Babesia bovis: Computer simulation of the relationship between the tick vector, parasite, and bovine host

Abstract

Components contributing to the survival of Babesia bovis in its tick vector (Boophilus microplus) and bovine host were identified and their relationship simulated with an interactive BASIC computer program. Estimates for major independent variables (host-finding success, feeding success, filial infection rate, recovery rate) were derived from published laboratory and field data. Values for dependent variables (tick burden, inoculation rate, tick and bovine infection rates) were calculated during successive tick generations until equilibrium conditions were reached. The simulation was used to predict the effects of alternate disease control strategies. Babesiosis outbreaks were associated with simulated daily infestations of approximately two to eight engorged ticks. Below this range, B. bovis parasites disappeared, while above it all cattle were infected during the period of calfhood resistance (through 9 months of age).

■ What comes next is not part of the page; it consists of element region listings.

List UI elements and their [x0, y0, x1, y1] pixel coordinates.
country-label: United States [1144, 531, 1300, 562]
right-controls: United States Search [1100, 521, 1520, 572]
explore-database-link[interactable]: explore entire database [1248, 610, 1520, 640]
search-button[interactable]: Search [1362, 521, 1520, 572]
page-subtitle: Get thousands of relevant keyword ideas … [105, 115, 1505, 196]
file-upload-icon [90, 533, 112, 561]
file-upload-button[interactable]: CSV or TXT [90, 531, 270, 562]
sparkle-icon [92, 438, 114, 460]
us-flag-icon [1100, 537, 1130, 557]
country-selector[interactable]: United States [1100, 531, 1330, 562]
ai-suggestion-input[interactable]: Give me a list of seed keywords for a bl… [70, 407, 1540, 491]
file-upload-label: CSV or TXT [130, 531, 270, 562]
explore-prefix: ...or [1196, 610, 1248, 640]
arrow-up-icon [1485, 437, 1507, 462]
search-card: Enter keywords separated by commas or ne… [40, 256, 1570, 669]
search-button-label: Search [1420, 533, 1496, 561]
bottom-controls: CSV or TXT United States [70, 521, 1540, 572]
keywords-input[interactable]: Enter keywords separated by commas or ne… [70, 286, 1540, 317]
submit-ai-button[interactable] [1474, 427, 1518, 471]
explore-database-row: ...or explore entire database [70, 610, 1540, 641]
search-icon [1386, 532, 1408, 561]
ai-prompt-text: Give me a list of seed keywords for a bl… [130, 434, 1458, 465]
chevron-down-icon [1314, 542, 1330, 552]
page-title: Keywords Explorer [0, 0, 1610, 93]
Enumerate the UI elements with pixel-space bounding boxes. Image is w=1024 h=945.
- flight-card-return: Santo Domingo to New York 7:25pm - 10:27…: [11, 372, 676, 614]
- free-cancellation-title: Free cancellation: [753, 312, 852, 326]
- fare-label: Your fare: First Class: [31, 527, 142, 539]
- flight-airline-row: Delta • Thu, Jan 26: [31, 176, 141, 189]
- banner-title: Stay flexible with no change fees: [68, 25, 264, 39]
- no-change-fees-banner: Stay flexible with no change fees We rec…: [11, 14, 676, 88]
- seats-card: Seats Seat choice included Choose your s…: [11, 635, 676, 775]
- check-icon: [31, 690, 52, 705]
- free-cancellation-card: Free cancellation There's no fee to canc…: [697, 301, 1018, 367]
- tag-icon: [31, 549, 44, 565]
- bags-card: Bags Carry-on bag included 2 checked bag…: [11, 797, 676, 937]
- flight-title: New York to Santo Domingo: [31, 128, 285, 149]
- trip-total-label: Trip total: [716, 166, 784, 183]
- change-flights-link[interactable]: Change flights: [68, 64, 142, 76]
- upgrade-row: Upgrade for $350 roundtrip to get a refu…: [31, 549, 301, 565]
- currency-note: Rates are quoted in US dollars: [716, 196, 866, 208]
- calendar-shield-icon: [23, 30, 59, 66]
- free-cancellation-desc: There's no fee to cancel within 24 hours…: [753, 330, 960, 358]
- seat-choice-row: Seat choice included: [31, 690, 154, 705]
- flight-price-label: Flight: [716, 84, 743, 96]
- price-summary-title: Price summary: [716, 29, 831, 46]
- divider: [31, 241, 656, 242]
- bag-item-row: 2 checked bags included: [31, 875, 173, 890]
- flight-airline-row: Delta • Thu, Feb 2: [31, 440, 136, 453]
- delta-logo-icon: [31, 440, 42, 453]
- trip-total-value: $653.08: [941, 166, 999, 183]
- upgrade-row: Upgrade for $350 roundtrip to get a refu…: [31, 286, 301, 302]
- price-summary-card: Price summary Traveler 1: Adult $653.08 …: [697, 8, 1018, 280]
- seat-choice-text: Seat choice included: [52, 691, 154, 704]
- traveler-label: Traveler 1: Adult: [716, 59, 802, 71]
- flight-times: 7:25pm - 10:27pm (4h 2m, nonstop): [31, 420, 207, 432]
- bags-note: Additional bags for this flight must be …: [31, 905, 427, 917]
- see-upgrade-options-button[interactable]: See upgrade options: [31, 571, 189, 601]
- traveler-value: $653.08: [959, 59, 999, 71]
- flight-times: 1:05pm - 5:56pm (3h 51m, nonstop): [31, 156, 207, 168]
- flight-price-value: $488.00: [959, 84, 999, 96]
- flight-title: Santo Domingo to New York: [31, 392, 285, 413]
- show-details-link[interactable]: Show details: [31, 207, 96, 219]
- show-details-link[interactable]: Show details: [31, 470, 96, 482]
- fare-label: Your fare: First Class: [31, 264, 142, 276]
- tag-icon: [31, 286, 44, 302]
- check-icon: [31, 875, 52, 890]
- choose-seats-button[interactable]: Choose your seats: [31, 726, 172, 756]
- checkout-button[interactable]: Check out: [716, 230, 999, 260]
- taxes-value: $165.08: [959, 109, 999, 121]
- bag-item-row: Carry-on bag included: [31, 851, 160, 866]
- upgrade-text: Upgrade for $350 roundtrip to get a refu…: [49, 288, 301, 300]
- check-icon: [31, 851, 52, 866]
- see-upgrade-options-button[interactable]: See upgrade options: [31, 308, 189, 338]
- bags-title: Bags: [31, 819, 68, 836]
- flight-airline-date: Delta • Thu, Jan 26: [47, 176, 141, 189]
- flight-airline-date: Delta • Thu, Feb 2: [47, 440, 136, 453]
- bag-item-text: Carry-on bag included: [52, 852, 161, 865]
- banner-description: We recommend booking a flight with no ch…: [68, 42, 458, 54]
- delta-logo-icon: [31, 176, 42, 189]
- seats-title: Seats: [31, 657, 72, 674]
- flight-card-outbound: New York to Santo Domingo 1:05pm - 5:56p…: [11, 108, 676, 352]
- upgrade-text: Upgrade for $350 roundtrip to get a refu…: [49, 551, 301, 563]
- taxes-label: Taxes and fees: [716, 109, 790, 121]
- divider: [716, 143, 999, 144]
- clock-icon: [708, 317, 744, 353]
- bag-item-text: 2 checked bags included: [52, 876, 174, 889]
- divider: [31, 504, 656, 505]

The babesial inoculation rate was most unstable over the above range due to instability in tick populations and tick infection rates. The risk of babesiosis outbreaks among older, less resistant cattle was also greatest over this range. The optimum daily infestation was eight to nine engorged ticks. This level would maintain herd immunity to babesiosis without causing significant physiologic stress to the bovine host. The difficulty in maintaining ecological and immunological stability at low infestation rates discourages “strategic dipping” as a means of maintaining herd immunity to babesiosis. Introduction of tick-resistant cattle provided a more effective means of reducing the risk of babesiosis outbreaks. The economic implications of computer-simulated babesiosis control alternatives should be analyzed. The validity of simulation parameters should be confirmed by field studies on the relationship between tick burdens and the babesial inoculation rate. These studies would be greatly facilitated by development of an assay system for the detection of babesiae in field-collected ticks.